An Entity-Based Algorithm for Multiple-Relation Extraction from Single Sentences

Hao, Q., Keppens, J. and Rodrigues, O.

Journal of Biomedical Informatics ?:.

April 2018

Abstract

A substantial amount of expert Biomedical (and other) knowledge is accumulated in the form of natural language texts, such as peer reviewed journal articles and conference abstracts. Often, such texts establish, substantiate, confirm, question or undermine associations or relationships between entities that are useful for a broad range of applications. Currently, the knowledge contained within a corpus of Biomedical texts is rarely extracted and analysed in a systematic manner, because it is extremely time consuming for humans to do so. Efficient techniques to automatically extract such knowledge would facilitate the development of novel applications that systematically review and reuse the knowledge contained in natural language texts. While such techniques are emerging, they often fail to tackle complex sentence structures properly. They often misinterpret them; fail to recognize embedded relationships; struggle with pronoun references; or have difficulty distinguishing the assertion of a relationship from a conjecture about its existence. In this paper, we present a new entity-based algorithm for multiple-relation extraction from unstructured text obtained in electronic form. The contribution of this paper is threefold. First, our algorithm is able to recognize pronoun references and extract the correct bio-entities they refer to.
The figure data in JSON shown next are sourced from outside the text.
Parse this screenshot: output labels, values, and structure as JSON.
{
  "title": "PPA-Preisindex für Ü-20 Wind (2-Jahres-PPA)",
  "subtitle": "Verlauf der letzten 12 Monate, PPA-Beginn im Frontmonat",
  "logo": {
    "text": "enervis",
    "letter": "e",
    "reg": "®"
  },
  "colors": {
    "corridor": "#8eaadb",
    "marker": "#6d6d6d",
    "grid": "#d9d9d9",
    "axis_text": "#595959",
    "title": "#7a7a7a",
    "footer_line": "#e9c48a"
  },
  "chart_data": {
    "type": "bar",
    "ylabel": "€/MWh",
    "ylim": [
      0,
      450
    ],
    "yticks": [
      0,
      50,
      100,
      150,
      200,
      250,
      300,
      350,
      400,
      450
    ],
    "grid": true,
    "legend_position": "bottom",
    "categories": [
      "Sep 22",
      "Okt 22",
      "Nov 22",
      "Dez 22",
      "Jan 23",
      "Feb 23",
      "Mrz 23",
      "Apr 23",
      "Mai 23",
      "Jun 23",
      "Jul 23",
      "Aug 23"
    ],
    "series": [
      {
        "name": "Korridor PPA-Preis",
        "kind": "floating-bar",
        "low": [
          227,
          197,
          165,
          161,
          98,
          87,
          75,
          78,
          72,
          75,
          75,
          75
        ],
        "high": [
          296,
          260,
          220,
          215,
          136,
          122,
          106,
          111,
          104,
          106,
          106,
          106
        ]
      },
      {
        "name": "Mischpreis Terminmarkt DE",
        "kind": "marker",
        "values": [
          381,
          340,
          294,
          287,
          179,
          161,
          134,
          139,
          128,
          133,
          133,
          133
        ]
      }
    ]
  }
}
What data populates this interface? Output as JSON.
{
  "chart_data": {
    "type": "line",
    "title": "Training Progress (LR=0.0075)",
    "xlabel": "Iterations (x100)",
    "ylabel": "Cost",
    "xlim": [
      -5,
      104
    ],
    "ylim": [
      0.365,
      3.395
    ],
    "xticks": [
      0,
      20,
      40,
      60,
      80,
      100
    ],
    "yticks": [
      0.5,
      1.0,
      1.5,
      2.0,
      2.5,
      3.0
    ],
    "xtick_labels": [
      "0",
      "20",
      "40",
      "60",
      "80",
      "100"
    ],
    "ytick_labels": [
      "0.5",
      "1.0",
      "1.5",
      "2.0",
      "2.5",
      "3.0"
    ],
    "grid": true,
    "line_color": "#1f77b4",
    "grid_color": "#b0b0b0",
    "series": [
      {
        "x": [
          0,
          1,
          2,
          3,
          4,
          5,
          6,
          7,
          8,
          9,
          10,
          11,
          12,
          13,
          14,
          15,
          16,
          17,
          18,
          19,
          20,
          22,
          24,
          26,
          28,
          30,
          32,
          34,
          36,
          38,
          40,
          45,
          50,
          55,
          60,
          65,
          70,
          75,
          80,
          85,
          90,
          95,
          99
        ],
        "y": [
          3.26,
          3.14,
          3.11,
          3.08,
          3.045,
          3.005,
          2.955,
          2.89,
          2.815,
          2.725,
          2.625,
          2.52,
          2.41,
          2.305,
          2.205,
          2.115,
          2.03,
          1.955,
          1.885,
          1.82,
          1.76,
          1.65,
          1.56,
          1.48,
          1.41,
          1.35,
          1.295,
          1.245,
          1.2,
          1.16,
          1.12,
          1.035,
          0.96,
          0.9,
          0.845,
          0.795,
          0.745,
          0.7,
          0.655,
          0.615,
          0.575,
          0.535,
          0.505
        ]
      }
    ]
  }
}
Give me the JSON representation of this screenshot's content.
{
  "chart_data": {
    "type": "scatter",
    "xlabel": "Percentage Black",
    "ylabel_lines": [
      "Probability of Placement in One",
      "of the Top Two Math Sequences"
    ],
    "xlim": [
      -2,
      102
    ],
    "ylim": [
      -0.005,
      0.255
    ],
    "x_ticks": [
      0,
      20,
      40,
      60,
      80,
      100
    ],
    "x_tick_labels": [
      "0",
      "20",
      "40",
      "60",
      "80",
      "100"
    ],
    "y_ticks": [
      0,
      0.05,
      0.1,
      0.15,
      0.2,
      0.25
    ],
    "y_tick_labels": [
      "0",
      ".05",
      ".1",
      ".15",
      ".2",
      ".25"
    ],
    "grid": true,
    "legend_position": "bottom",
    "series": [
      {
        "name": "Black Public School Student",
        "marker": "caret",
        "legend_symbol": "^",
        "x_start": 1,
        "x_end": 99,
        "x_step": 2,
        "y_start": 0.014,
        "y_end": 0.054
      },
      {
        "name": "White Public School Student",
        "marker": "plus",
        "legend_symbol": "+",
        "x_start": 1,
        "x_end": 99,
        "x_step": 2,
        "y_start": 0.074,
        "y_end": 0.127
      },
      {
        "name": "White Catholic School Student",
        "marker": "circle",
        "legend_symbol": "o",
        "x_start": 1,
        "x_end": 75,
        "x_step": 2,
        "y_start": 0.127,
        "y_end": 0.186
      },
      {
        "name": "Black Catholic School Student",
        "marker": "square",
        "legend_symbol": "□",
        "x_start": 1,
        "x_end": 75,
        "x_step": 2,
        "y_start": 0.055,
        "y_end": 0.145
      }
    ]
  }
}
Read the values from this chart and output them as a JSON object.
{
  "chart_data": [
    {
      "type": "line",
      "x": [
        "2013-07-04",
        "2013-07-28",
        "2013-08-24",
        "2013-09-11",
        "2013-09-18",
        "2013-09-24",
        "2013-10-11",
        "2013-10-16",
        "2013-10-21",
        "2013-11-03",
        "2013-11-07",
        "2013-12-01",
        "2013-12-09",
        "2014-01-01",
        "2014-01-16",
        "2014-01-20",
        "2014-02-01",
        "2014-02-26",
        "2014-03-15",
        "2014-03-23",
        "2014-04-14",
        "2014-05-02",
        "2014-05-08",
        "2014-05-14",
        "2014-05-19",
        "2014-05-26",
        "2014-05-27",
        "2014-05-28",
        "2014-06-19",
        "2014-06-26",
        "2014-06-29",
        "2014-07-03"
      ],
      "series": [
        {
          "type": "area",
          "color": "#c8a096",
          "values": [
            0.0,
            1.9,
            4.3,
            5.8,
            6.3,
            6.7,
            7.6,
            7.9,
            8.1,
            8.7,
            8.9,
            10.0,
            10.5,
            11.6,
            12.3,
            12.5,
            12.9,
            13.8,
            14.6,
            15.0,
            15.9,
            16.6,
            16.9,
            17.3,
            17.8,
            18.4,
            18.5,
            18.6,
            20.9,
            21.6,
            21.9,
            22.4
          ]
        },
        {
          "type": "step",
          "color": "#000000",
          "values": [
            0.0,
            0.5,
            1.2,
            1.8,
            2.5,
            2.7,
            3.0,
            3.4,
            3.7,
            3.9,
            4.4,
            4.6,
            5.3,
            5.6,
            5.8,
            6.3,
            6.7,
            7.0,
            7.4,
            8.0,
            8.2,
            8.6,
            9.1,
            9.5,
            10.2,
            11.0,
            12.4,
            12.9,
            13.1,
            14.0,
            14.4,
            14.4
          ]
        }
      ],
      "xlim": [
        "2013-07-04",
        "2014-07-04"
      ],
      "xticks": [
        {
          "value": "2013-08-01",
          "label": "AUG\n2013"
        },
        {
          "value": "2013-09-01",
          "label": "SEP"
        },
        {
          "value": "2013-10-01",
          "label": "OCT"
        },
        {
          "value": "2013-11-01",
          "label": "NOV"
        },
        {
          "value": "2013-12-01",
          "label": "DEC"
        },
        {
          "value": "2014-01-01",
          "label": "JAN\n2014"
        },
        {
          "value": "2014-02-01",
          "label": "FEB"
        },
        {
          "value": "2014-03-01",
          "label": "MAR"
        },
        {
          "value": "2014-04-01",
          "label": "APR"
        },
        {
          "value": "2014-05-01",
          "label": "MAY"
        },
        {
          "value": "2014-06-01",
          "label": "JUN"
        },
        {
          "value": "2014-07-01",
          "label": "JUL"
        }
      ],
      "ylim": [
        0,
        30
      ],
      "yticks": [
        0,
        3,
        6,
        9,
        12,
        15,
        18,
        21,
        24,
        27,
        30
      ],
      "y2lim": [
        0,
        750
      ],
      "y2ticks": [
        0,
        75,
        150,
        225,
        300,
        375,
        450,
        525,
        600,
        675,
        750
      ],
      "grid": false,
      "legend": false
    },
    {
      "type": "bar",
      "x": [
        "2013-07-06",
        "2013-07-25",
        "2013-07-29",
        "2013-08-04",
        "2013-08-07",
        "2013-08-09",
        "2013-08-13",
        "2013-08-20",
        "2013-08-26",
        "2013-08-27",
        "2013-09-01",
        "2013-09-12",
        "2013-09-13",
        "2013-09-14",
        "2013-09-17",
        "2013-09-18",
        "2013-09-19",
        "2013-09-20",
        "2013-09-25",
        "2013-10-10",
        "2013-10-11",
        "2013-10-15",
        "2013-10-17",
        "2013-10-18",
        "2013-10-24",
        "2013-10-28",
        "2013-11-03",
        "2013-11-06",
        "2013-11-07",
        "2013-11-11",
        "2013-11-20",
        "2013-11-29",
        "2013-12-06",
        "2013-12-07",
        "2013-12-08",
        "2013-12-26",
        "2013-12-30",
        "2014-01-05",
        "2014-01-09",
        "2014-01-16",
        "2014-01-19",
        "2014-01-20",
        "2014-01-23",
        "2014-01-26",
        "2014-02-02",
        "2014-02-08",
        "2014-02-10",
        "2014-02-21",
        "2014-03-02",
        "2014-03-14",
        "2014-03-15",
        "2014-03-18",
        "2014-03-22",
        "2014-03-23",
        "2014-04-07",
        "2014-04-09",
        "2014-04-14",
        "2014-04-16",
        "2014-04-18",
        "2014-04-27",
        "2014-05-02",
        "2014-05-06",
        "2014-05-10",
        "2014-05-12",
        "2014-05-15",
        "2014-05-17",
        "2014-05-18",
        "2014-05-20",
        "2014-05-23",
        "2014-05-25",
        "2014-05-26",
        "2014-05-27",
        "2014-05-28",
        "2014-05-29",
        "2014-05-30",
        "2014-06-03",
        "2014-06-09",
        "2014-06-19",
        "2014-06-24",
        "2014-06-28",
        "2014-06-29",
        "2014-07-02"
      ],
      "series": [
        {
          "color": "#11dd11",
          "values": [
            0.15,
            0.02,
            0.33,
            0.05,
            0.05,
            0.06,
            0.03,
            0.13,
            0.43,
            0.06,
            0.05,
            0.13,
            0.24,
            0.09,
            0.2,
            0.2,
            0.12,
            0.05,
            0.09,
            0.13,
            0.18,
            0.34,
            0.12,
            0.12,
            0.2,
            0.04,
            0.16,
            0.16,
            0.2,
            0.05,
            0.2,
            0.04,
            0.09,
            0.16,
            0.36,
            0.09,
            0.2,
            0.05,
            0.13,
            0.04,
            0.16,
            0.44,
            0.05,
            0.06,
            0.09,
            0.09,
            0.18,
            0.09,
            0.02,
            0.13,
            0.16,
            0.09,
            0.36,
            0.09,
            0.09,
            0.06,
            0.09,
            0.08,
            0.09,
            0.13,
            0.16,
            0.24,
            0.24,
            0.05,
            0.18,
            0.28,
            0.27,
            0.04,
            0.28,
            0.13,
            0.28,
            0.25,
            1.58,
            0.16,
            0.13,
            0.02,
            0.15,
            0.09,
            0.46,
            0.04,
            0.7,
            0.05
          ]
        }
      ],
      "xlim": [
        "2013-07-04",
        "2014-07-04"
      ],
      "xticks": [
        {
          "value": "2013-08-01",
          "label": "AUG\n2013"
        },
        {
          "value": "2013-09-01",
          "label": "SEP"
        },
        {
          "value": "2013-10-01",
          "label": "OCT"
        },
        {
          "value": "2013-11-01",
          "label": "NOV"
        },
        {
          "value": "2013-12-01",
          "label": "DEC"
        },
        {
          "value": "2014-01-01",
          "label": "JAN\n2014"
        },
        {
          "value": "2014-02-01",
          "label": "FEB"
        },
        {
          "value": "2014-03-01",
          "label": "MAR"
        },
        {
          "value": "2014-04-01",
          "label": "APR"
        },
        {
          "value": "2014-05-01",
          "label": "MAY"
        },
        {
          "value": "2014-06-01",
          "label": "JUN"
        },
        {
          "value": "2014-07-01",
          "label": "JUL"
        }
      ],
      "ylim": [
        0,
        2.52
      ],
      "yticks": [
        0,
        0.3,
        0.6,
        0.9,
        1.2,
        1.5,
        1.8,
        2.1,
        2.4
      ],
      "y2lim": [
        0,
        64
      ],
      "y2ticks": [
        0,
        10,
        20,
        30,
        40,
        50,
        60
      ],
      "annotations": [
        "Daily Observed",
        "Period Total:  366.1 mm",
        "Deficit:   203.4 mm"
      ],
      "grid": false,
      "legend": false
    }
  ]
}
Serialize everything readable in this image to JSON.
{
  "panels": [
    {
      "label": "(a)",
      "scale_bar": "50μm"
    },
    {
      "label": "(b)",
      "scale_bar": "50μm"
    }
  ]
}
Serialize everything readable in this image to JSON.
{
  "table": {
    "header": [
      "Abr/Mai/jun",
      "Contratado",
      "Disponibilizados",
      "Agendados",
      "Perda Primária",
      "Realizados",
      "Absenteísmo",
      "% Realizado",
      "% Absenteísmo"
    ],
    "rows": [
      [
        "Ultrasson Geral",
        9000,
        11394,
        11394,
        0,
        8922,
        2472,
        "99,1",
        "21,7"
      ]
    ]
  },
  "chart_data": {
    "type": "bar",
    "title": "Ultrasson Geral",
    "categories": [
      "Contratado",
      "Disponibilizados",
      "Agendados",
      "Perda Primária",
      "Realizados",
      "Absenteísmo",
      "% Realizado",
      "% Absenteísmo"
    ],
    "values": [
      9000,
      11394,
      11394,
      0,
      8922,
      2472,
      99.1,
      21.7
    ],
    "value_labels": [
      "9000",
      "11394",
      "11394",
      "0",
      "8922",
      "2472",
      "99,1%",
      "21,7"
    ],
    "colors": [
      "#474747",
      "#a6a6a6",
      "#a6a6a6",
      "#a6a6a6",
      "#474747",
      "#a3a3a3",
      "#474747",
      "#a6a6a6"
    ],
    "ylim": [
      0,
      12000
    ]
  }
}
Second, our algorithm can deal with complex sentence structures. Third, we propose a novel approach to determine whether an extracted relationship should be recorded based on the novel concept of relationship polarity. Our approach offers clear performance advantages over conventional verb-based extraction techniques, achieving a precision of extraction of 91.4% and recall of 94% based on the F-measure over a random sample of sentences from the biomedical literature. The algorithms can also be employed in other knowledge domains by changing the database used to identify entities and verbs of interest.